Speaking were Bishop Charles Drennan and Dr Caroline Newson, who works in acute psychiatry medicine; and representing the Bishops’ bioethics agency, the Nathaniel Centre, were director Dr John Kleinsman and researcher
Sue Buckley.

Bishop Charles acknowledged the selfless staff working in rest homes, hospices and hospitals who accompany the dying and their families and whānau daily. He noted the Church’s long involvement in palliative care and referred to the first hospice in New Zealand, founded by the Little Company of Mary, a group of Catholic sisters. The sisters advocated in the early 1970s to set up beds to nurse the dying and established the Mary Potter Hospice.

Bishop Charles argued against the bill’s narrative, based on the premise of individual choice. He said, ‘choice is good but not always good. What is important is to choose what is right or dignified or best’. Bishop Charles’ main argument was that the bill, if passed, would usher in a regressive unnecessary backwards move. He said New Zealand prides itself on being a progressive nation and to be truly progressive is to challenge ageist attitudes and eliminate the sense that being sick or old or dependent equates to being a burden. He stressed assisted suicide of the elderly or sick, like the tragedy of youth suicide, would be a cause of great whakamā or shame for Aotearoa.

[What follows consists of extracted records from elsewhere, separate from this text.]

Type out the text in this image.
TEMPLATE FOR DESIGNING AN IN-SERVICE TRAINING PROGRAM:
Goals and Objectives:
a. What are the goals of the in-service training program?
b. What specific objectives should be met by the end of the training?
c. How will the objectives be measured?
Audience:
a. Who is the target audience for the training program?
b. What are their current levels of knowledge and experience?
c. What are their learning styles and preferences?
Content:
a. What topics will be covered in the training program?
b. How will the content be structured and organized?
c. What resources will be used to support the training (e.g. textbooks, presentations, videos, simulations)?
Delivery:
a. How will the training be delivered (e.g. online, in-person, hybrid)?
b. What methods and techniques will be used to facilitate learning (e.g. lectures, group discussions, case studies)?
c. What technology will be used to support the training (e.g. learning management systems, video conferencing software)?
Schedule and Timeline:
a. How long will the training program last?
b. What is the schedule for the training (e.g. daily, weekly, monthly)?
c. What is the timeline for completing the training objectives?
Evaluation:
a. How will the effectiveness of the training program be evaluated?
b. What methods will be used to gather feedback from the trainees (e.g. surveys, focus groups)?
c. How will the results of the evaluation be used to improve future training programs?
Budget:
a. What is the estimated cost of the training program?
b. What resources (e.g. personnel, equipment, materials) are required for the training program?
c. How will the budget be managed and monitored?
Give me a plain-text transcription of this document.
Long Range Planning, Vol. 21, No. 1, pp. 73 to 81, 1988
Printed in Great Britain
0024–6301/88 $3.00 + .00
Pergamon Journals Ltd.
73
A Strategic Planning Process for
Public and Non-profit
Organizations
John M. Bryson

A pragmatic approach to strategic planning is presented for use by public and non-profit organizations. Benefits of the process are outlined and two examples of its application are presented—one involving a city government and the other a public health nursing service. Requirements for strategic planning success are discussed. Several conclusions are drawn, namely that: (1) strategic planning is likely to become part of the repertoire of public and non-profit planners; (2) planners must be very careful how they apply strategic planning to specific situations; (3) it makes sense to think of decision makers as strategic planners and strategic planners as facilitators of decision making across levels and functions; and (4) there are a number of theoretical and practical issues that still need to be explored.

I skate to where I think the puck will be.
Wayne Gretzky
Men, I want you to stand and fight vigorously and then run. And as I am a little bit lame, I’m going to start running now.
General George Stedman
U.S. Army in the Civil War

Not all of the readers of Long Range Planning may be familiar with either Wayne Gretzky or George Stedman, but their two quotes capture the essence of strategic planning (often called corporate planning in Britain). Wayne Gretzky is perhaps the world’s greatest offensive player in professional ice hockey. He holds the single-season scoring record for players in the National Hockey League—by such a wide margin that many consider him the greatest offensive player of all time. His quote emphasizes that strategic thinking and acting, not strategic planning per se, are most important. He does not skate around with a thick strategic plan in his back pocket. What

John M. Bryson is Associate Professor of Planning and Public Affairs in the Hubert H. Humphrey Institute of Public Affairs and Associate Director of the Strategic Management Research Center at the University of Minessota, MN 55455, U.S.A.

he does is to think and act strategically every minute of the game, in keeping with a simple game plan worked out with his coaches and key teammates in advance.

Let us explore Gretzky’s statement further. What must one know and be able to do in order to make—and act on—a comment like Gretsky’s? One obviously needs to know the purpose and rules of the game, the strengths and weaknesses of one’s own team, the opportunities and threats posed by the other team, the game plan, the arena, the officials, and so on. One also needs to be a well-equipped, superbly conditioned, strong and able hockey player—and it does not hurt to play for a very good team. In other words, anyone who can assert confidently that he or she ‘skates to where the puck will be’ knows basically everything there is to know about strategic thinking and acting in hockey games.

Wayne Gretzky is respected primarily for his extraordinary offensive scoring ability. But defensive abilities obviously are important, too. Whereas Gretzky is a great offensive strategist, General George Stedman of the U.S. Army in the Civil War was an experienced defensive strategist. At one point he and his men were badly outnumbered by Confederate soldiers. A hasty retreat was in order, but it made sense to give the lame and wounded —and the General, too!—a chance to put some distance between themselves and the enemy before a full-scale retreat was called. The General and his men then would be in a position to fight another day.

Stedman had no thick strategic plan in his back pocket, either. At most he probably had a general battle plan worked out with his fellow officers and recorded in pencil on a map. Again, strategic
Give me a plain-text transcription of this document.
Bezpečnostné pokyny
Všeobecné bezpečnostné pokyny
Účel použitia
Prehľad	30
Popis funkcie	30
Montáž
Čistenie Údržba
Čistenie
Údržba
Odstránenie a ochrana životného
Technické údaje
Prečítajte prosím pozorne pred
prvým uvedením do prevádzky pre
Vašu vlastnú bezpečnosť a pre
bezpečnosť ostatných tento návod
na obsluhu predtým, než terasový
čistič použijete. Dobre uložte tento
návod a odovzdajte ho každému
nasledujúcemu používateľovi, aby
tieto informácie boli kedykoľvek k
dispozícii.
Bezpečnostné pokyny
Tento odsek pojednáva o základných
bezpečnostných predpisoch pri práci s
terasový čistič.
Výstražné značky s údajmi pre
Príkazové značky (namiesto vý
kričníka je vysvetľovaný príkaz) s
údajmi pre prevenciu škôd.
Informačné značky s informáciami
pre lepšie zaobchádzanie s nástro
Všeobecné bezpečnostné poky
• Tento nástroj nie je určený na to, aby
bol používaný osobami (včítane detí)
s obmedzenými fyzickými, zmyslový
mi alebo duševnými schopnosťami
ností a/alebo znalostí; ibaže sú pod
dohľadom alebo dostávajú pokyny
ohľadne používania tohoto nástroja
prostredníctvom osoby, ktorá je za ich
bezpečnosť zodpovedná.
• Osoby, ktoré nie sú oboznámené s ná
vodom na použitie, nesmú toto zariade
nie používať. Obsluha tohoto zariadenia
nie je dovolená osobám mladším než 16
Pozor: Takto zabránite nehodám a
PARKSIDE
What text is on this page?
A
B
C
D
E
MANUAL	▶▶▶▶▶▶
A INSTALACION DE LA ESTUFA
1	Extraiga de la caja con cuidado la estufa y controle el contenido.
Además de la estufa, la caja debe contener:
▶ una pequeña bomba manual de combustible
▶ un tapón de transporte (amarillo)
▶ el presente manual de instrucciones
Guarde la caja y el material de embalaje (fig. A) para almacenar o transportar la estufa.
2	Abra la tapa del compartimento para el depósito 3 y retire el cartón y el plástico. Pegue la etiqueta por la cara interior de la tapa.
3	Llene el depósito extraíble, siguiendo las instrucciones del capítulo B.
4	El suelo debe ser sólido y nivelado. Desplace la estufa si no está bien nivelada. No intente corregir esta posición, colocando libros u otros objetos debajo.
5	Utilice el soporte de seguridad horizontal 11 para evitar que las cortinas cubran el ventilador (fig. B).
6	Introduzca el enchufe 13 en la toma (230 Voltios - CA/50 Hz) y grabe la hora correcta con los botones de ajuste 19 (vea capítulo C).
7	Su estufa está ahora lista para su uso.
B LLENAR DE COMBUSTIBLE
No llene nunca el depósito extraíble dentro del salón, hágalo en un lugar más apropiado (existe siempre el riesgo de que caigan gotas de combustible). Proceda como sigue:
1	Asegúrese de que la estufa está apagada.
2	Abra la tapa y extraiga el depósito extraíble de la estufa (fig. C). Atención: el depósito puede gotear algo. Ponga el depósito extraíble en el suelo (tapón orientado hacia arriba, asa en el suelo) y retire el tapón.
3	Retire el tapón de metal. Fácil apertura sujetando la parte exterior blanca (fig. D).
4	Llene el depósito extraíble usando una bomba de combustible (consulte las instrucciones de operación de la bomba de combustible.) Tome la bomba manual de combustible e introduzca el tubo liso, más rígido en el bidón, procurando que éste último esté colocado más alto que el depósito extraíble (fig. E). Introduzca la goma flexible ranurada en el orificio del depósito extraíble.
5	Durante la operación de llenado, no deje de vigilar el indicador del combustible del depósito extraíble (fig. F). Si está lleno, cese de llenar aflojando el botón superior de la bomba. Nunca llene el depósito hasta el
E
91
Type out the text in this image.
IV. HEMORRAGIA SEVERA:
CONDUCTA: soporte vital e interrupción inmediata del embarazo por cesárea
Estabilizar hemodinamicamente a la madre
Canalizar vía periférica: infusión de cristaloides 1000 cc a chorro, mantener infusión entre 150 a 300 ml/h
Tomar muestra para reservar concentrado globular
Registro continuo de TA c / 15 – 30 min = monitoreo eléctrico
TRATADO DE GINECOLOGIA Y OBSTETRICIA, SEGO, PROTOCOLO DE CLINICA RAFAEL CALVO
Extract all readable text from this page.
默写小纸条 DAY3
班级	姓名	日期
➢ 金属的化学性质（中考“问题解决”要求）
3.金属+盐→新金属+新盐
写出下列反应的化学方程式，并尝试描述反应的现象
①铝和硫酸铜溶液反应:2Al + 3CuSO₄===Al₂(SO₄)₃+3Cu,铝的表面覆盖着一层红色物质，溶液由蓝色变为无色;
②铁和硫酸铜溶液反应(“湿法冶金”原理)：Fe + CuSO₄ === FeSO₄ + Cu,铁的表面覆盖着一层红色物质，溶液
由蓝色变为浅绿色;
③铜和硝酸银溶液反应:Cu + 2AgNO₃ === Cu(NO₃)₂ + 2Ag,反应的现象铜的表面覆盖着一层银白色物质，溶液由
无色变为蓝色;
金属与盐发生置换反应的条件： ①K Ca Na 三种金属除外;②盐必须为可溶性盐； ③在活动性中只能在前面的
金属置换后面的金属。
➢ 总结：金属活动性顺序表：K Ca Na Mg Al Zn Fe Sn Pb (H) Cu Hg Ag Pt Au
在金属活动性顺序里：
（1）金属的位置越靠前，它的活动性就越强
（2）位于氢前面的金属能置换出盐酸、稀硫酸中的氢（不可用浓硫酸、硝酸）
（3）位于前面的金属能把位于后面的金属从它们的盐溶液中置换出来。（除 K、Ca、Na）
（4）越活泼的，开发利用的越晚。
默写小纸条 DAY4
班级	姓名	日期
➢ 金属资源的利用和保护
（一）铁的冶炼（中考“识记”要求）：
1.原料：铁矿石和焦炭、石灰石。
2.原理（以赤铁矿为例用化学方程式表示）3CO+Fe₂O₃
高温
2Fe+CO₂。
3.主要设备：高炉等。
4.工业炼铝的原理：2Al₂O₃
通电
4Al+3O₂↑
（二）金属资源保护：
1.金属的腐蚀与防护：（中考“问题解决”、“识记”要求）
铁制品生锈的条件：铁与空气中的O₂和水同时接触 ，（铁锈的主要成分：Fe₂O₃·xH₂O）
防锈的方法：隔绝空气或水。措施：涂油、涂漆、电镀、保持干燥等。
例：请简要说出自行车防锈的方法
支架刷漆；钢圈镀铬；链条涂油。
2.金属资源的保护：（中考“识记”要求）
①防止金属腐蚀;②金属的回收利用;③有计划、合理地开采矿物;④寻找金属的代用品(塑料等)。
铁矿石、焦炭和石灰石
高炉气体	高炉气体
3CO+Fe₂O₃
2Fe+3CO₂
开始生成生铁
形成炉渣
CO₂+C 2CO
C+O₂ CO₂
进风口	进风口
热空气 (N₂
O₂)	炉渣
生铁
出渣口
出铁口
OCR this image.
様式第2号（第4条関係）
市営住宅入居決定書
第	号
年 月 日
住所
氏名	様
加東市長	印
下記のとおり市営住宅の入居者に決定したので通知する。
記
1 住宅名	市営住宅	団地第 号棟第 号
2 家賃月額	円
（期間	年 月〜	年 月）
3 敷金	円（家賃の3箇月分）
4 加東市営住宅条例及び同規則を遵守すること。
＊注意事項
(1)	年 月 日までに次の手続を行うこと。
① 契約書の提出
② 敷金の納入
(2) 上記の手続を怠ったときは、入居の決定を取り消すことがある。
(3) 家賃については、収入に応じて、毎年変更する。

Dr Caroline Newson said the bill would contradict the Government’s pledge to better support mental health, making it legal for those with a mental illness to have a doctor assist their suicide. Dr Newson emphasised euthanasia and assisted suicide had no place in healthcare and doctors did not want nor should have imposed upon them the burden of being the ones to end people’s lives when they were trained to provide care and give hope to their patients.

‘This bill places a heavy burden upon the medical profession to aid in the suicide of, or actively kill a person who seeks such an end to their life and is deemed to satisfy the bill’s eligibility criteria,’ she said.

Dr Kleinsman spoke to the bill’s problems, its imprecise terminology, vague and subjective language around eligibility, failure to consider broader social implications and the ethical contradiction of involving doctors in ending the lives of their patients. ‘We should not ask doctors to be life takers as well as life savers,’ he said. He spoke too to the impossibility of ensuring people were not coerced, a point made by various other medical groups during the day, as well as the absence of effective safeguards within the proposed legislation. Citing the growing rates of elder abuse as well as growing social isolation amongst older people along with an increased sense amongst elders that they are a burden, Dr Kleinsman added, ‘There has never been a more dangerous time to implement an assisted death regime in New Zealand.’

Dr Kleinsman warned against the ‘slow creep of eligibility’ and cited international examples where the year-on-year increase of numbers of euthanasia is rising steeply. ‘The practice of euthanasia, is contributing to a new norm around dying in places such as Belgium and the Netherlands whose regimes are very similar to the proposed legislation.’

Presenting on the same day was the NZCBC’s social justice agency Caritas. In their oral submission Julianne Hickey Caritas Director, Mikaele Teofilo Lay Pastoral Leader, Teresa Thorp Caritas Advocacy and Research Manager, questioned the ability to make choices in the presence of power imbalances and lack of accessibility of adequate resources. They said lacking from the bill was provisions to protect the vulnerable as well as proper regulation.

Other organisations presenting included: Not Dead Yet Aotearoa; Care Alliance; Anglican Church of Aotearoa New Zealand; Grace Presbyterian Church of NZ; Palliative Care Nurses; Australian and New Zealand Society of Palliative Medicine and Hospice New Zealand.

The timetable for the Justice Select Committee’s report on the End of Life Choice bill has been extended after a record number of submissions were received.

The Justice Committee will report back to Parliament at the end of March next year.